Kenya tax plan will hurt business and dim economic recovery, economists warn
Post By Diaspoint | May 21, 2024
Financial analysts are warning that the Kenya Finance Bill 2024 that was tabled before the National Assembly this week could impact economic recovery if implemented without amending a raft of tax proposals.
The bill introduces, among others, Motor-Vehicle Tax, Minimum Top-Up Tax and Significant Economic Presence tax and amendments aimed at enhancing revenue collection and tax compliance.
Economists warn that global shocks such as the geopolitical tensions in Europe and the Middle East, coupled with domestic challenges such as high public debt, could complicate the country’s efforts to meet its financial target of Ksh3.9 trillion ($29.77 billion) for the financial year 2024/25.
“When the economy is depressed and it’s in recession, you don’t go on taxing people. You wait until the economy recovers then you can start taxing,” said Billow Kerrow, a former senator for Mandera.

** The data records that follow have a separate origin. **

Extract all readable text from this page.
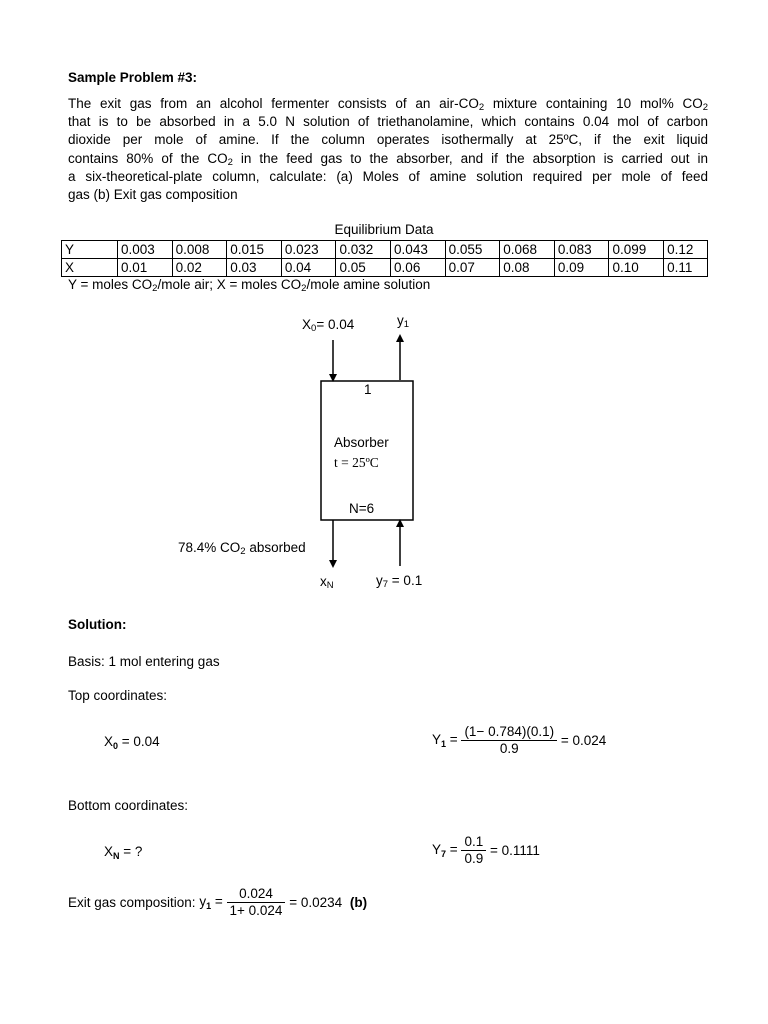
Sample Problem #3:
The exit gas from an alcohol fermenter consists of an air-$CO_2$ mixture containing 10 mol% $CO_2$
that is to be absorbed in a 5.0 N solution of triethanolamine, which contains 0.04 mol of carbon
dioxide per mole of amine. If the column operates isothermally at 25ºC, if the exit liquid
contains 80% of the $CO_2$ in the feed gas to the absorber, and if the absorption is carried out in
a six-theoretical-plate column, calculate: (a) Moles of amine solution required per mole of feed
gas (b) Exit gas composition
Equilibrium Data
Y	0.003	0.008	0.015	0.023	0.032	0.043	0.055	0.068	0.083	0.099	0.12
X	0.01	0.02	0.03	0.04	0.05	0.06	0.07	0.08	0.09	0.10	0.11
Y = moles $CO_2$/mole air; X = moles $CO_2$/mole amine solution
$X_0= 0.04$	$y_1$
1
Absorber
t = 25ºC
N=6
78.4% $CO_2$ absorbed
$x_N$	$y_7 = 0.1$
Solution:
Basis: 1 mol entering gas
Top coordinates:
$X_0 = 0.04$	$Y_1 = \frac{(1- 0.784)(0.1)}{0.9} = 0.024$
Bottom coordinates:
$X_N$ = ?	$Y_7 = \frac{0.1}{0.9} = 0.1111$
Exit gas composition: $y_1 = \frac{0.024}{1+ 0.024} = 0.0234$ (b)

“You look for better ways of growing the economy. In fact, you give people incentives to go into business and production so that you can get more revenue and create employment. But when you start asking for money when the economy is down, businesses will move to another place.”
The Bill proposes that items which had been zero-rated for VAT would be subject to VAT at the standard rate, currently 16 percent. One of those is bread, whose price would increase by at least Ksh10 ($0.076). Others are electric bikes and buses, and solar and lithium-ion batteries.
The incentives for the e-mobility sector were introduced in 2023 to promote green energy use, leading to increased uptake with many start-ups setting up in Kenya.